Ce devrait être l’un des principaux sujets de discussion du prochain G20 des chefs d’Etat qui se tiendra à Pittsburgh, Etats-Unis, les 24 et 25 septembre. Il s’agit de l’épineuse question des bonus versés par les banques à une partie restreinte de leurs salariés, notamment les traders.

 On le sait, en ces temps de crise, ce thème a provoqué nombre de polémiques. Comment accepter en effet que des établissements financiers, ayant été sauvés par de l’argent public, réservent des milliards de dollars à une poignée de privilégiés ? Comment admettre qu’une prime versée à quelqu’un qui intervient sur les marchés financiers représente jusqu’à 100 ans de salaire d’un employé qu’il peut croiser tous les jours dans un couloir ? Tout comme la rémunération des dirigeants d’entreprises, le bonus est devenu l’emblème du capitalisme glouton et avide.

 

 VERS UNE LIMITATION DE PRINCIPE

 

 De façon générale, toutes les opinions publiques y sont hostiles. Cet argent gagné le plus souvent en faisant travailler l’argent ou en s’adonnant à une activité spéculative est jugé honteux et malsain. Même aux Etats-Unis, où le chômage ne cesse de s’aggraver, les bonus des traders de Wall Street passent mal. En France, le président Nicolas Sarkozy entend faire de ce dossier la preuve de sa volonté de moraliser le capitalisme. De concert avec la chancelière Angela Merkel, le numéro un français entend convaincre ses partenaires du G20 de faire en sorte qu’une législation internationale encadre le versement des bonus. « On verra », ont plus ou moins répondu les Etats-Unis et la Grande-Bretagne.

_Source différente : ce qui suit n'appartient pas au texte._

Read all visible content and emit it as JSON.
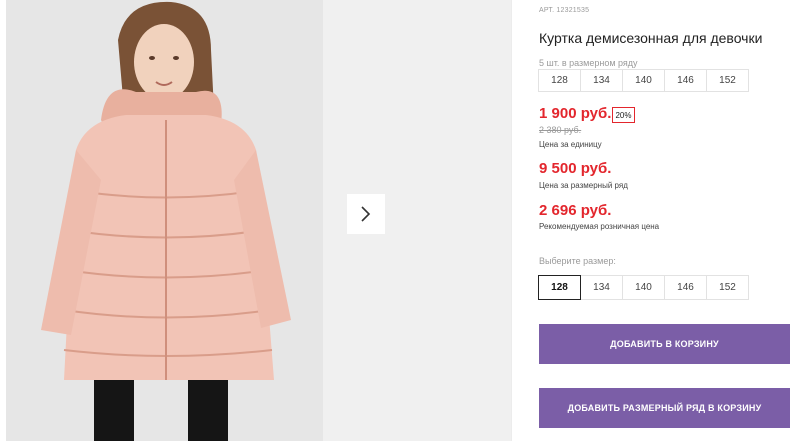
{
  "product": {
    "sku": "АРТ. 12321535",
    "title": "Куртка демисезонная для девочки",
    "series_label": "5 шт. в размерном ряду",
    "series_sizes": [
      "128",
      "134",
      "140",
      "146",
      "152"
    ]
  },
  "pricing": {
    "unit_price": "1 900 руб.",
    "discount": "20%",
    "old_price": "2 380 руб.",
    "unit_label": "Цена за единицу",
    "series_price": "9 500 руб.",
    "series_label": "Цена за размерный ряд",
    "retail_price": "2 696 руб.",
    "retail_label": "Рекомендуемая розничная цена"
  },
  "size_picker": {
    "label": "Выберите размер:",
    "options": [
      "128",
      "134",
      "140",
      "146",
      "152"
    ],
    "selected": "128"
  },
  "actions": {
    "add_to_cart": "ДОБАВИТЬ В КОРЗИНУ",
    "add_series_to_cart": "ДОБАВИТЬ РАЗМЕРНЫЙ РЯД В КОРЗИНУ"
  },
  "colors": {
    "price_red": "#e3262d",
    "button_purple": "#7b5ea7",
    "jacket_pink": "#f2c4b6"
  },
  "gallery": {
    "image_subject": "girl in pink puffer jacket",
    "next_icon": "chevron-right-icon"
  }
}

Ces deux pays, où l’industrie financière représente une bonne part du Produit intérieur brut (PIB), verraient d’un mauvais oeil toute mesure restrictive qui provoquerait une délocalisation de certaines activités, comme celle du trading, vers des places concurrentes telles Singapour ou Dubaï.

 A priori, le G20 de Pittsburgh devrait déboucher sur un compromis digne de ceux qui clôturaient les précédents G8. Le principe d’une limitation des bonus sera vraisemblablement adopté mais sans aucune date précise de mise en oeuvre. Pire, la gestion de ce dossier serait confiée au Forum de stabilité financière, un « machin » créé après la crise asiatique du milieu des années 1990 et qui s’est avéré par la suite bien incapable de prédire celle des subprimes. Et il ne faut se faire aucune illusion, les traders continueront de recevoir de grosses primes de fin d’année ou de fin de semestre et leurs employeurs sauront trouver les astuces pour détourner les contraintes légales qui pourraient être adoptées, comme celle qui consisterait à étaler le paiement des bonus sur plusieurs années, ou encore celle qui réduirait la valeur du bonus si les gains réalisés à court terme par le trader venaient à se transformer en pertes à moyen ou long terme.

 

UN DÉBAT SECONDAIRE

 

 Pour autant, la question des bonus est certainement l’arbre qui cache la forêt. Ces primes ne sont qu’une conséquence de l’hypertrophie des activités financières dont la finalité n’est presque plus de financer l’économie mais de se suffire à elles-mêmes. Ce qui justifie le paiement de bonus, c’est la prise de risque dans des marchés de plus en plus abstraits, certes rentables en cas de gain, mais terriblement coûteux en cas d’échec. Que le système soit réformé en profondeur et la question des bonus se poserait alors avec moins d’acuité. Cela d’autant plus qu’à y regarder de près, il est finalement normal qu’une banque rémunère celui qui lui fait gagner des sommes astronomiques.